One day several dozen new people entered the camp and the place seemed to transform overnight. The new people were Palestinians from the Mossad Aliyah Bet and the Palmach who had come to take over the interior organization.
A few days after they arrived, Karen danced for her youngsters—the first time she had danced since the summer. From that moment on she was in constant demand and one of the most popular figures in La Ciotat. Her renown spread even as far as Marseilles where she was invited to dance in an annual Christmas presentation of the Nutcracker Suite.
CHRISTMAS 1945
The pangs of loneliness of her first Christmas away from the Hansens were terrible. Half the children in La Ciotat had come to Marseilles watch her dance in a special performance. Karen danced that night as she had never danced before.
When the performance was over a Palestinian Palmach girl named Galil, who was the section head at La Ciotat, asked Karen to wait until everyone had left. Tears streamed down Galil’s cheeks. “Karen. We have just received positive confirmation that your mother and your two brothers were exterminated at Dachau.”
Karen tumbled into a sorrow even deeper than before. The undaunted spirit which had kept her going vanished. She felt the curse of being born a Jewess had led her to the madness of leaving Denmark.
Every child in La Ciotat had one thing in common. Every one of them believed their parents were alive. All of them waited for the miracle which never came. What a fool she had been to believe!
When she was able to come to her senses several days later she talked it all over with Galil. She did not feel she had the strength to sit and wait until she heard that her father was dead also.
Galil, the Palestine girl, was her only confidante and felt that Karen, like all Jews, should go to Palestine. It was the only place a Jew could live with dignity, Galil argued. But, with her faith destroyed, Karen was about ready to close the door on Judaism, for it had brought her only misery and left her as Karen Hansen, a Dane.

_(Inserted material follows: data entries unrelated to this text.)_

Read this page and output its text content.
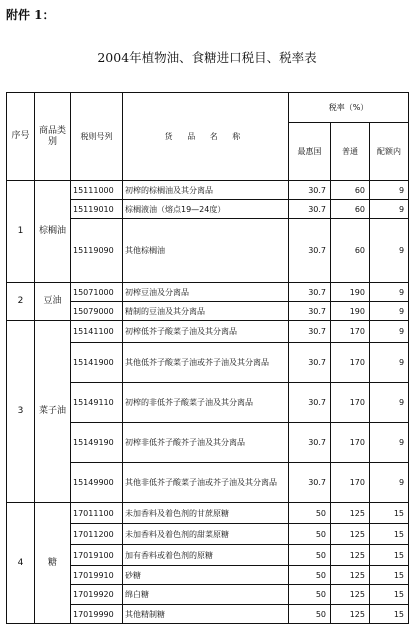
附件 1：
2004年植物油、食糖进口税目、税率表
序号	商品类别	税则号列	货 品 名 称	税率（%）		
				最惠国	普通	配额内
1	棕榈油	15111000	初榨的棕榈油及其分离品	30.7	60	9
		15119010	棕榈液油（熔点19—24度）	30.7	60	9
		15119090	其他棕榈油	30.7	60	9
2	豆油	15071000	初榨豆油及分离品	30.7	190	9
		15079000	精制的豆油及其分离品	30.7	190	9
3	菜子油	15141100	初榨低芥子酸菜子油及其分离品	30.7	170	9
		15141900	其他低芥子酸菜子油或芥子油及其分离品	30.7	170	9
		15149110	初榨的非低芥子酸菜子油及其分离品	30.7	170	9
		15149190	初榨非低芥子酸芥子油及其分离品	30.7	170	9
		15149900	其他非低芥子酸菜子油或芥子油及其分离品	30.7	170	9
4	糖	17011100	未加香料及着色剂的甘蔗原糖	50	125	15
		17011200	未加香料及着色剂的甜菜原糖	50	125	15
		17019100	加有香料或着色剂的原糖	50	125	15
		17019910	砂糖	50	125	15
		17019920	绵白糖	50	125	15
		17019990	其他精制糖	50	125	15
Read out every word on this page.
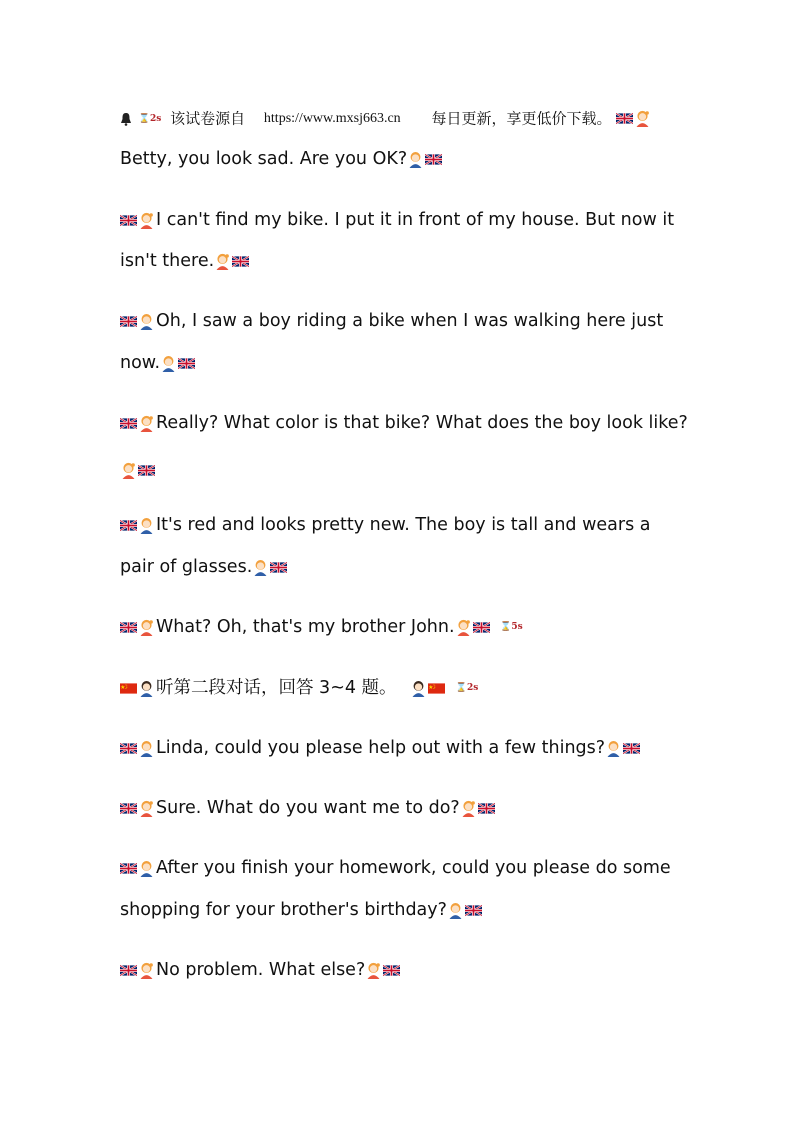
⌛2s 该试卷源自 https://www.mxsj663.cn 每日更新，享更低价下载。
Betty, you look sad. Are you OK?
I can't find my bike. I put it in front of my house. But now it
isn't there.
Oh, I saw a boy riding a bike when I was walking here just
now.
Really? What color is that bike? What does the boy look like?
It's red and looks pretty new. The boy is tall and wears a
pair of glasses.
What? Oh, that's my brother John.	⌛5s
听第二段对话，回答 3~4 题。	⌛2s
Linda, could you please help out with a few things?
Sure. What do you want me to do?
After you finish your homework, could you please do some
shopping for your brother's birthday?
No problem. What else?
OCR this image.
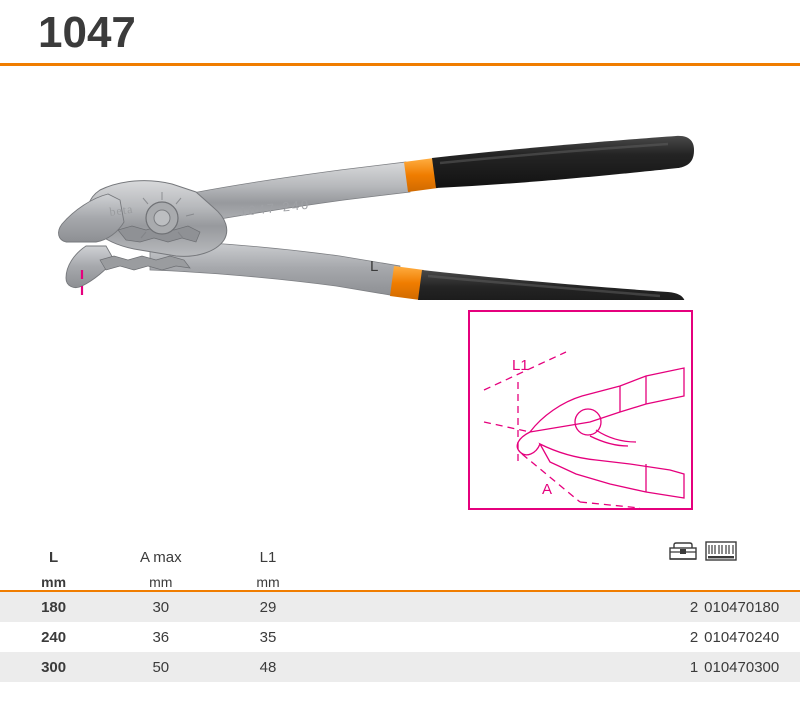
1047
1047-240
beta
L
L1
A
L	A max	L1			
mm	mm	mm			
180	30	29		2	010470180
240	36	35		2	010470240
300	50	48		1	010470300
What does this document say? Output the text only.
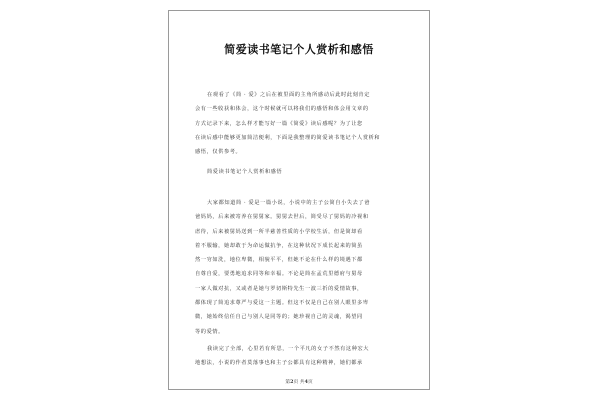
简爱读书笔记个人赏析和感悟
在观看了《简 · 爱》之后在被里面的主角所感动后此时此刻肯定
会有一些收获和体会，这个时候就可以将我们的感悟和体会用文章的
方式记录下来，怎么样才能写好一篇《简爱》读后感呢？为了让您
在读后感中能够更加简洁便利，下面是我整理的简爱读书笔记个人赏析和
感悟，仅供参考。
简爱读书笔记个人赏析和感悟
大家都知道简 · 爱是一篇小说，小说中的主子公简自小失去了爸
爸妈妈，后来被寄养在舅舅家。舅舅去世后，简受尽了舅妈的冷视和
虐待，后来被舅妈送到一所半慈善性质的小学校生活，但是简却看
着不服输，她却敢于为命运做抗争，在这种状况下成长起来的简虽
然一穷如洗，地位卑微，相貌平平，但她不论在什么样的境遇下都
自尊自爱，要勇地追求同等和幸福。不论是简在孟荒里德府与舅母
一家人做对抗，又或者是她与罗切斯特先生一波三折的爱情故事，
都体现了简追求尊严与爱这一主题。但这不仅是自己在别人眼里多卑
微，她始终信任自己与别人是同等的；她珍视自己的灵魂，渴望同
等的爱情。
我读完了全部，心里若有所思，一个平凡的女子不然有这种宏大
地想法，小说的作者莫落事也和主子公都具有这种精神，她们都承
第2页 共4页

At night Karen asked herself the same question that every Jew had asked of himself since the Temple in Jerusalem had been destroyed and the Jews were dispersed to the four corners of the earth as eternal drifters two thousand years before. Karen asked herself, “Why me?” Each day brought her closer to that moment when she would write the Hansens and ask to return to them forever.
Then one morning Galil rushed into Karen’s barrack and half dragged her to the administration building, where she was introduced to a Dr. Brenner, a new refugee at La Ciotat.
“Oh, God!” Karen cried as she heard the news. “Are you certain?”
“Yes,” Brenner answered, “I am absolutely positive. You see, I knew your father in the old days. I was a teacher in Berlin. We often exchanged correspondence and met at conventions. Yes, my dear, we were in Theresienstadt together and I saw him last only a few weeks before the war ended.”
Chapter Fifteen
A WEEK LATER Karen received a letter from the Hansens stating that there had been inquiries from the Refugee Organization as to her whereabouts, as well as questions as to whether the Hansens had any information about her mother or brothers.